The vapor compression cycle (VCC) has been developed and optimized over a century to provide cooling in residential and commercial buildings, and transport systems. However, its usage has resulted in unpredicted environmental damage such as depleting the ozone layer and promoting global warming when its refrigerant leaks into the atmosphere. Because of this, it is important to develop a superior technological alternative without the environmental costs. One way to tackle this problem is to develop heat pumping cycles using solid-state refrigerant since a solid is incapable of leaking into the atmosphere. However, a solid-refrigerant cannot flow to deliver cooling the same way a fluid-refrigerant does. This requires a system conceptual redesign, which started with near-room temperature cooling with magnetocaloric materials in 1976 and elastocaloric materials in 2012.

In this work, four different system configurations were studied with the following objectives: 1) maximizing the system’s temperature lift and 2) measuring the cooling capacity as a function of the useful temperature lift of the system when operating as a water chiller. The first configuration was based on the thermowave heat recovery strategy, while the other three were based on a single stage, two-stage and reciprocating variants of the active regeneration cycle. From the studied configurations the thermowave-based cycle achieved a system’s temperature lift of 8 K, at large average strain of 4.5%. It produced a maximum useful temperature lift of 5 K and a maximum cooling capacity of 125 W. All active regeneration-based cycles achieved similar final results while the best results was a system’s temperature lift of 21.3 K at a low average strain of 3.5% and a maximum useful temperature lift of 6.5 K and a maximum cooling capacity between 16 W and 25 W. The advantage of the reciprocating system integration is that it can achieve these results at lower strain than the one- stage and two-stage configurations.

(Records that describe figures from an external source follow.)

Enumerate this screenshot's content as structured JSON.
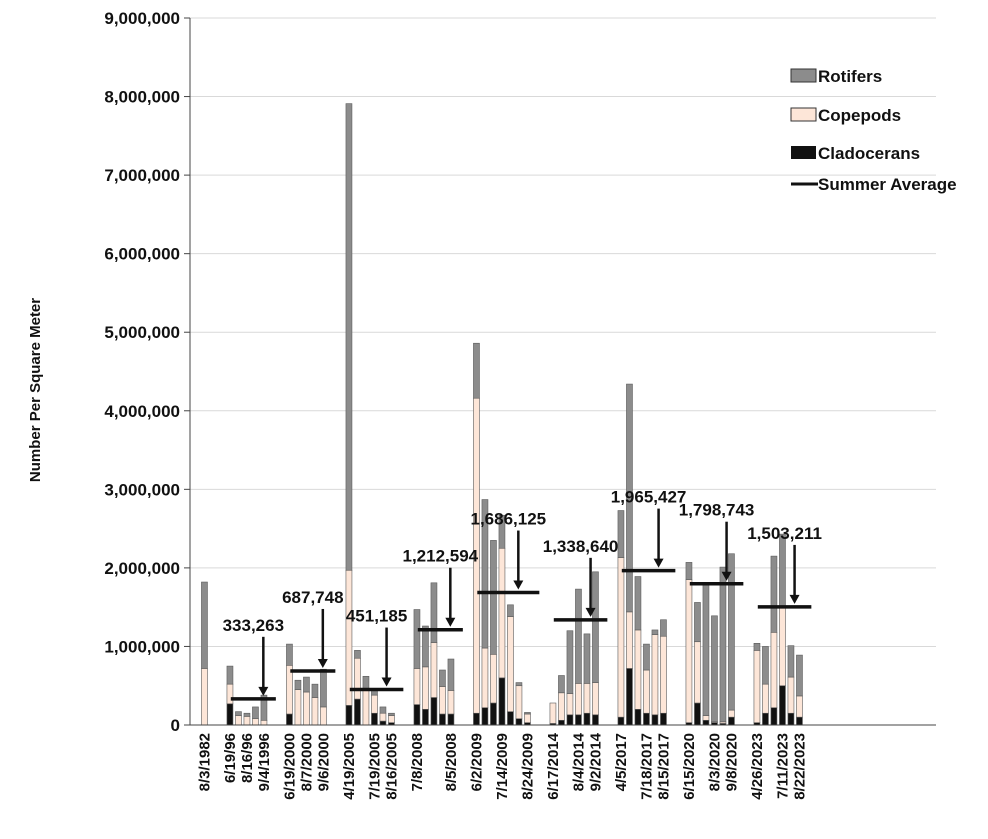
{
  "chart_data": {
    "type": "bar",
    "stacked": true,
    "title": "",
    "ylabel": "Number Per Square Meter",
    "xlabel": "",
    "ylim": [
      0,
      9000000
    ],
    "yticks": [
      0,
      1000000,
      2000000,
      3000000,
      4000000,
      5000000,
      6000000,
      7000000,
      8000000,
      9000000
    ],
    "ytick_labels": [
      "0",
      "1,000,000",
      "2,000,000",
      "3,000,000",
      "4,000,000",
      "5,000,000",
      "6,000,000",
      "7,000,000",
      "8,000,000",
      "9,000,000"
    ],
    "grid": true,
    "legend_position": "top-right",
    "colors": {
      "Rotifers": "#8c8c8c",
      "Copepods": "#fde6d8",
      "Cladocerans": "#111111",
      "Summer Average": "#111111"
    },
    "legend": [
      "Rotifers",
      "Copepods",
      "Cladocerans",
      "Summer Average"
    ],
    "groups": [
      {
        "x_labels": [
          "8/3/1982"
        ],
        "Cladocerans": [
          0
        ],
        "Copepods": [
          720000
        ],
        "Rotifers": [
          1100000
        ]
      },
      {
        "x_labels": [
          "6/19/96",
          "8/16/96",
          "9/4/1996"
        ],
        "Cladocerans": [
          270000,
          0,
          0,
          0,
          0
        ],
        "Copepods": [
          250000,
          120000,
          110000,
          80000,
          60000
        ],
        "Rotifers": [
          230000,
          50000,
          40000,
          150000,
          320000
        ],
        "summer_average": 333263,
        "average_label": "333,263"
      },
      {
        "x_labels": [
          "6/19/2000",
          "8/7/2000",
          "9/6/2000"
        ],
        "Cladocerans": [
          140000,
          0,
          0,
          0,
          0
        ],
        "Copepods": [
          620000,
          450000,
          420000,
          350000,
          230000
        ],
        "Rotifers": [
          270000,
          120000,
          190000,
          170000,
          480000
        ],
        "summer_average": 687748,
        "average_label": "687,748"
      },
      {
        "x_labels": [
          "4/19/2005",
          "7/19/2005",
          "8/16/2005"
        ],
        "Cladocerans": [
          250000,
          330000,
          0,
          150000,
          50000,
          30000
        ],
        "Copepods": [
          1720000,
          520000,
          460000,
          230000,
          100000,
          90000
        ],
        "Rotifers": [
          5940000,
          100000,
          160000,
          60000,
          80000,
          30000
        ],
        "summer_average": 451185,
        "average_label": "451,185"
      },
      {
        "x_labels": [
          "7/8/2008",
          "8/5/2008"
        ],
        "Cladocerans": [
          260000,
          200000,
          350000,
          140000,
          140000
        ],
        "Copepods": [
          460000,
          540000,
          700000,
          350000,
          300000
        ],
        "Rotifers": [
          750000,
          520000,
          760000,
          210000,
          400000
        ],
        "summer_average": 1212594,
        "average_label": "1,212,594"
      },
      {
        "x_labels": [
          "6/2/2009",
          "7/14/2009",
          "8/24/2009"
        ],
        "Cladocerans": [
          150000,
          220000,
          280000,
          600000,
          170000,
          80000,
          30000
        ],
        "Copepods": [
          4010000,
          760000,
          620000,
          1650000,
          1210000,
          420000,
          110000
        ],
        "Rotifers": [
          700000,
          1890000,
          1450000,
          420000,
          150000,
          40000,
          20000
        ],
        "summer_average": 1686125,
        "average_label": "1,686,125"
      },
      {
        "x_labels": [
          "6/17/2014",
          "8/4/2014",
          "9/2/2014"
        ],
        "Cladocerans": [
          20000,
          60000,
          130000,
          130000,
          150000,
          130000
        ],
        "Copepods": [
          260000,
          350000,
          270000,
          400000,
          380000,
          410000
        ],
        "Rotifers": [
          0,
          220000,
          800000,
          1200000,
          630000,
          1410000
        ],
        "summer_average": 1338640,
        "average_label": "1,338,640"
      },
      {
        "x_labels": [
          "4/5/2017",
          "7/18/2017",
          "8/15/2017"
        ],
        "Cladocerans": [
          100000,
          720000,
          200000,
          150000,
          130000,
          150000
        ],
        "Copepods": [
          2030000,
          720000,
          1010000,
          550000,
          1020000,
          980000
        ],
        "Rotifers": [
          600000,
          2900000,
          680000,
          330000,
          60000,
          210000
        ],
        "summer_average": 1965427,
        "average_label": "1,965,427"
      },
      {
        "x_labels": [
          "6/15/2020",
          "8/3/2020",
          "9/8/2020"
        ],
        "Cladocerans": [
          30000,
          280000,
          60000,
          30000,
          20000,
          100000
        ],
        "Copepods": [
          1820000,
          780000,
          60000,
          10000,
          20000,
          90000
        ],
        "Rotifers": [
          220000,
          500000,
          1690000,
          1350000,
          1970000,
          1990000
        ],
        "summer_average": 1798743,
        "average_label": "1,798,743"
      },
      {
        "x_labels": [
          "4/26/2023",
          "7/11/2023",
          "8/22/2023"
        ],
        "Cladocerans": [
          30000,
          150000,
          220000,
          500000,
          150000,
          100000
        ],
        "Copepods": [
          920000,
          370000,
          960000,
          1000000,
          460000,
          270000
        ],
        "Rotifers": [
          90000,
          480000,
          970000,
          930000,
          400000,
          520000
        ],
        "summer_average": 1503211,
        "average_label": "1,503,211"
      }
    ]
  }
}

This dissertation identified a fundamental limitation of the active regeneration cycles using single composition elastocaloric materials. It is due to the fact that the local strain is larger than the average strain where the temperature is lower, which limits the maximum applicable average strain to prevent premature failure. This directly affects both the temperature lift and cooling capacity of the system. Different alternatives to address this issue, as well as how to improve the overall thermal and structural performance of the system within the constraints of the materials commercially available are suggested.